Agree with all the workflow @jessegrabowski wrote above. The reason I don’t use this anymore (apart from the computational overhead I outlined above) is that you can’t do aggregation operations on a MultiIndex in xarray:

prior.prior.y_hat.mean("time")

ValueError: 'replication' not found in array dimensions ('chain', 'draw', 'obs_idx')

To me, that’s a big drawback, because most of the time that’s precisely why I’m interested in having the MultiIndex in there: selecting some slice, then aggregating over one or several dimensions.

To be clear, it can be done – unstack or reset_index are good solutions – but I haven’t found yet a pure xarray solution that doesn’t call for some exception handling at some point. On the contrary, using the Pandas index as I do now works out-of-the-box :man_shrugging:

What’s the expected output of prior.prior.y_hat.mean("time")? This seems like it should be a groupby: prior.prior.y_hat.groupby('time_idx').mean()

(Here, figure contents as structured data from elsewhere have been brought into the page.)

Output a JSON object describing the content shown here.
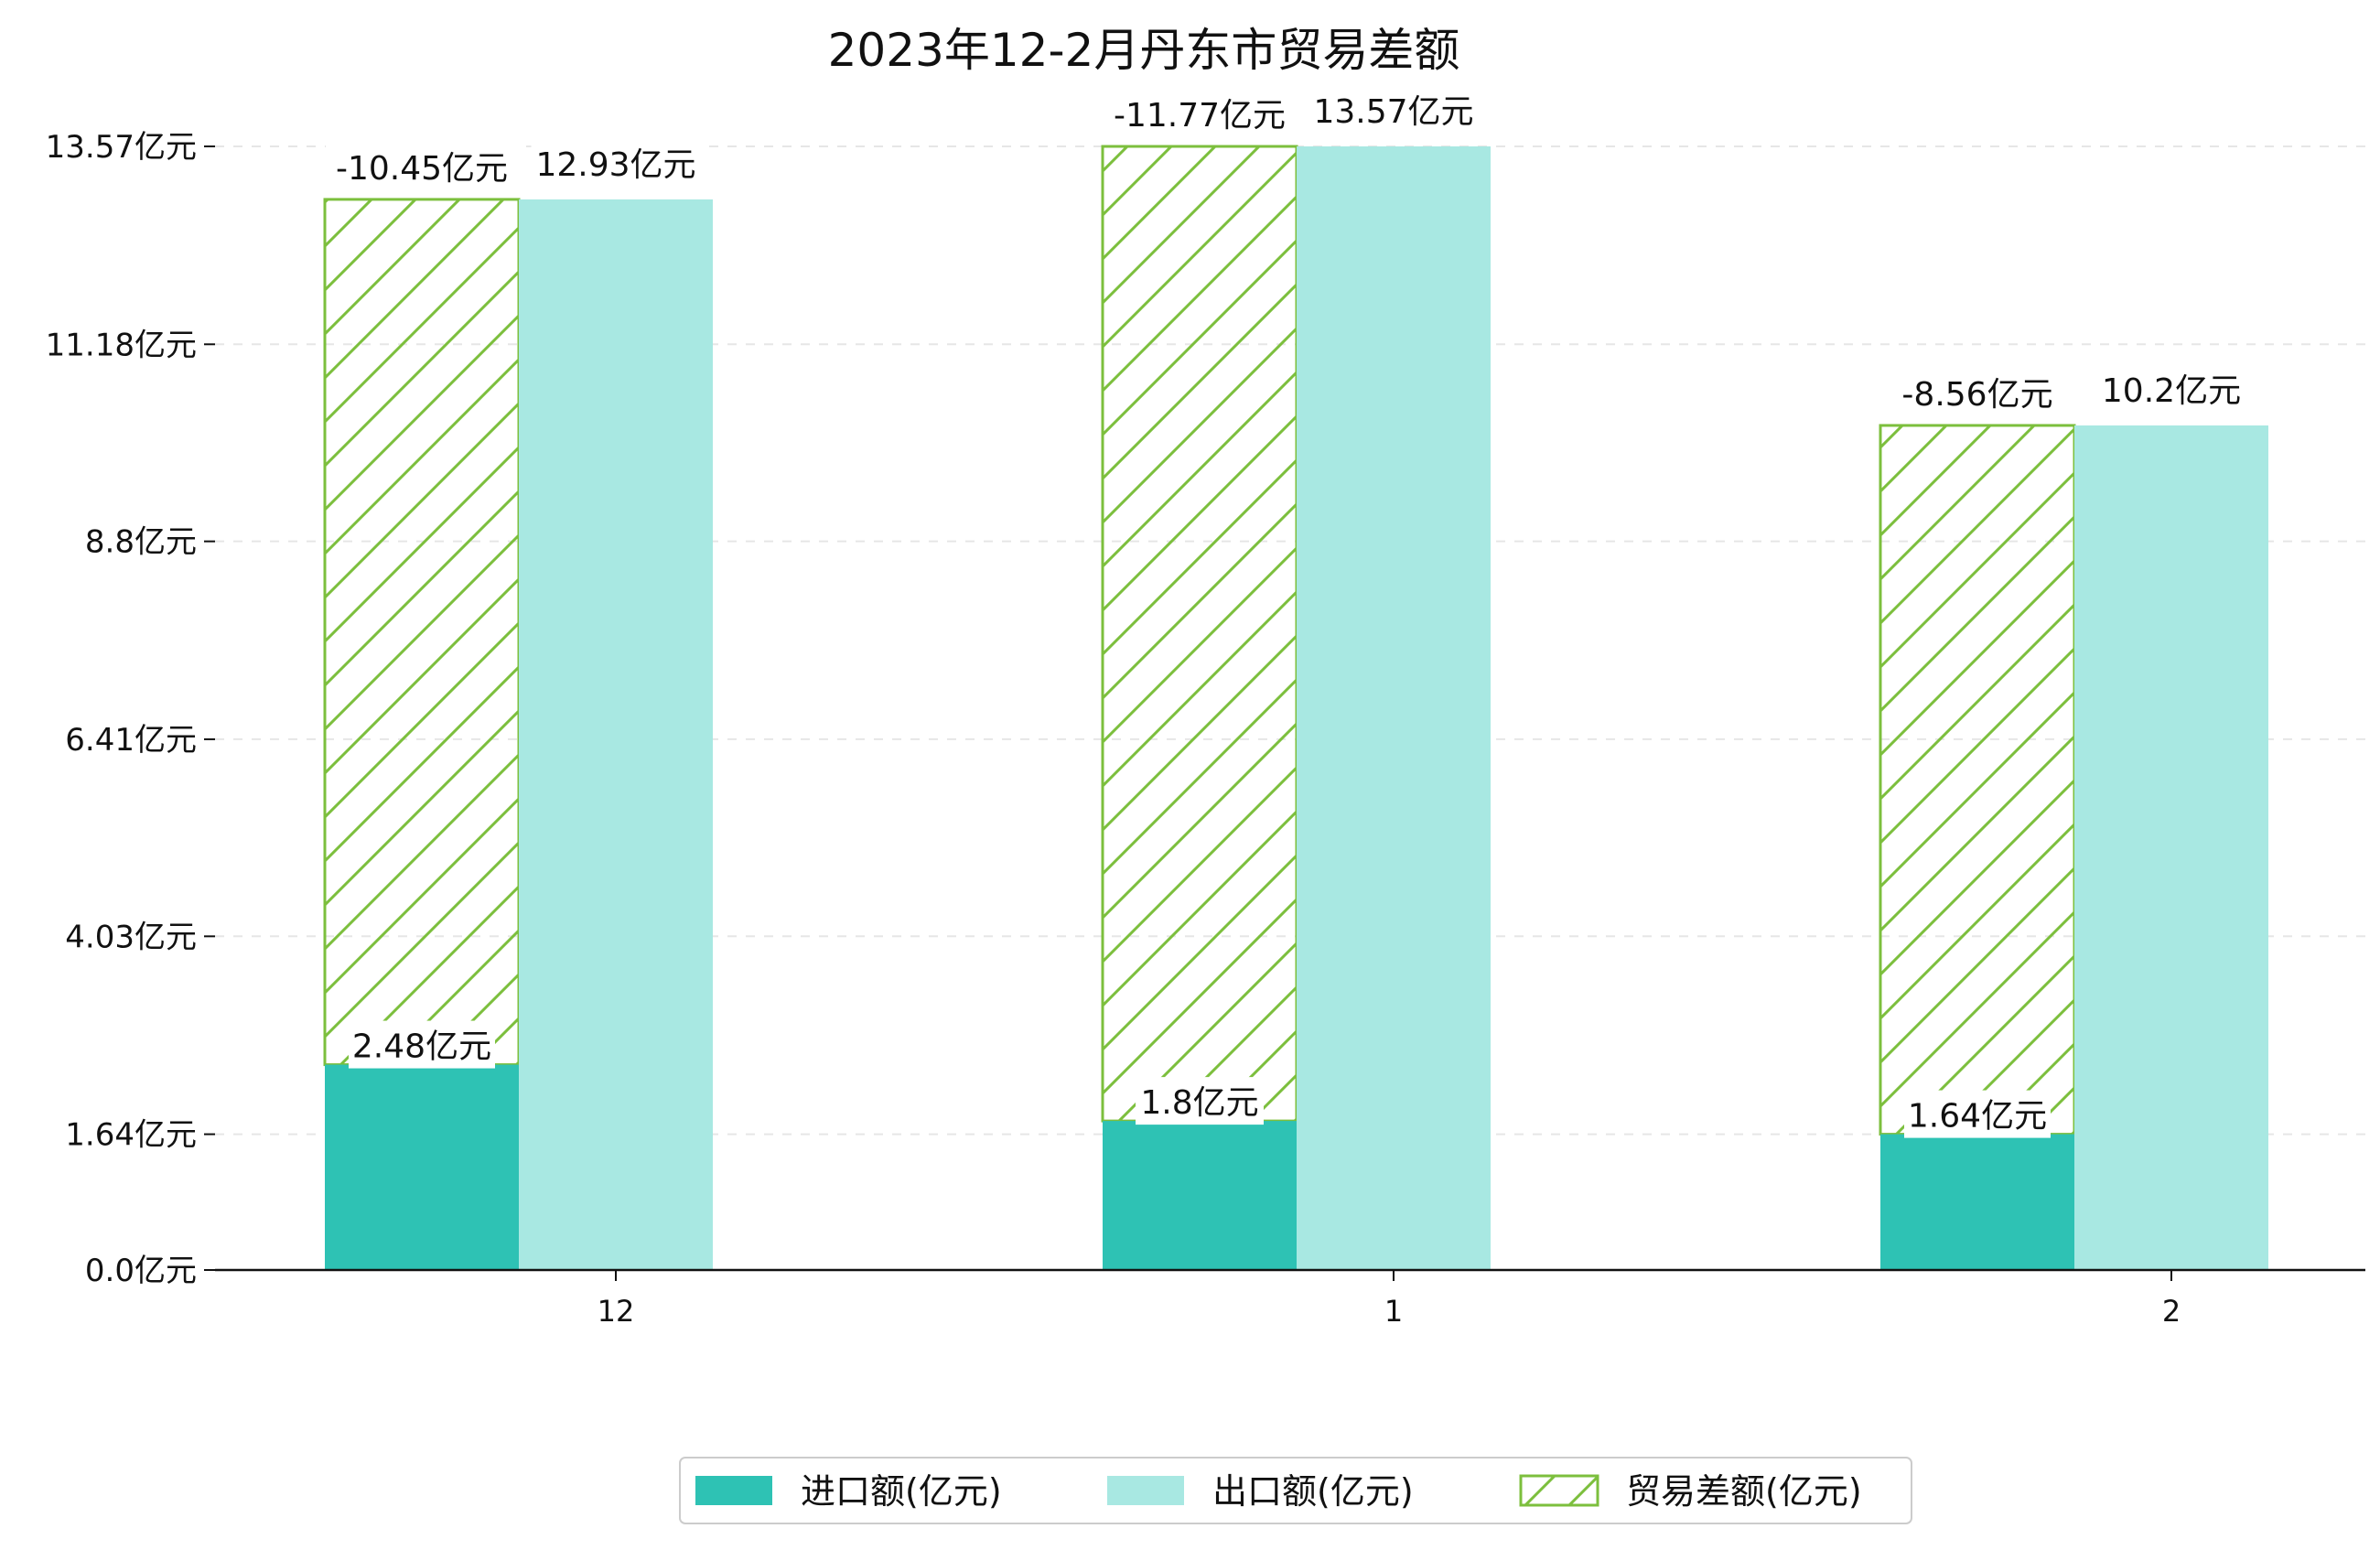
{
  "chart_data": {
    "type": "bar",
    "title": "2023年12-2月丹东市贸易差额",
    "xlabel": "",
    "ylabel": "",
    "categories": [
      "12",
      "1",
      "2"
    ],
    "ylim": [
      0,
      13.57
    ],
    "yticks": [
      {
        "value": 0.0,
        "label": "0.0亿元"
      },
      {
        "value": 1.64,
        "label": "1.64亿元"
      },
      {
        "value": 4.03,
        "label": "4.03亿元"
      },
      {
        "value": 6.41,
        "label": "6.41亿元"
      },
      {
        "value": 8.8,
        "label": "8.8亿元"
      },
      {
        "value": 11.18,
        "label": "11.18亿元"
      },
      {
        "value": 13.57,
        "label": "13.57亿元"
      }
    ],
    "grid": "horizontal-dashed",
    "legend_position": "bottom-center",
    "series": [
      {
        "name": "进口额(亿元)",
        "color": "#2ec2b4",
        "values": [
          2.48,
          1.8,
          1.64
        ],
        "labels": [
          "2.48亿元",
          "1.8亿元",
          "1.64亿元"
        ]
      },
      {
        "name": "出口额(亿元)",
        "color": "#a8e8e2",
        "values": [
          12.93,
          13.57,
          10.2
        ],
        "labels": [
          "12.93亿元",
          "13.57亿元",
          "10.2亿元"
        ]
      },
      {
        "name": "贸易差额(亿元)",
        "color": "#7cbf3d",
        "hatch": "diagonal",
        "values": [
          -10.45,
          -11.77,
          -8.56
        ],
        "labels": [
          "-10.45亿元",
          "-11.77亿元",
          "-8.56亿元"
        ]
      }
    ]
  }
}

That’s exactly that – and actually what I use it for all the time. The problem is that, to the best of my knowledge, you can’t group by multiple dimensions, i.e y_hat.groupby(['time_idx', "replication").mean().

In this example it doesn’t make sense because the MultiIndex is 2D, but you get the idea

Yeah for something like this I’d use to_dataframe() (or to_dask_dataframe for big data) and do the groupby there, something like:

prior.prior.y_hat.to_dataframe().y_hat.groupby(['time_idx', 'unit_idx']).mean().unstack()

Yep. TBH in my experience that’s a lot of overhead code for a marginal benefit, when you can do it in just one line of code with the index, as I did above. But that’s just my personal preference

El El vie, 15 nov 2024 a la(s) 9:49, Jesse Grabowski via PyMC Discourse <notifications@pymc3.discoursemail.com> escribió:

I see. So if I’m understanding you correctly, it’s more off an xarray limitation rather than anything PyMC could do to make it easier for users?

Either way, I like this trick. I was noticing that unstack is pretty sluggish, so avoiding it is awesome! Thank you for your help!

Mainly, yes. Happy to hear that was helpful!
Live Bayes & Prosper :vulcan_salute: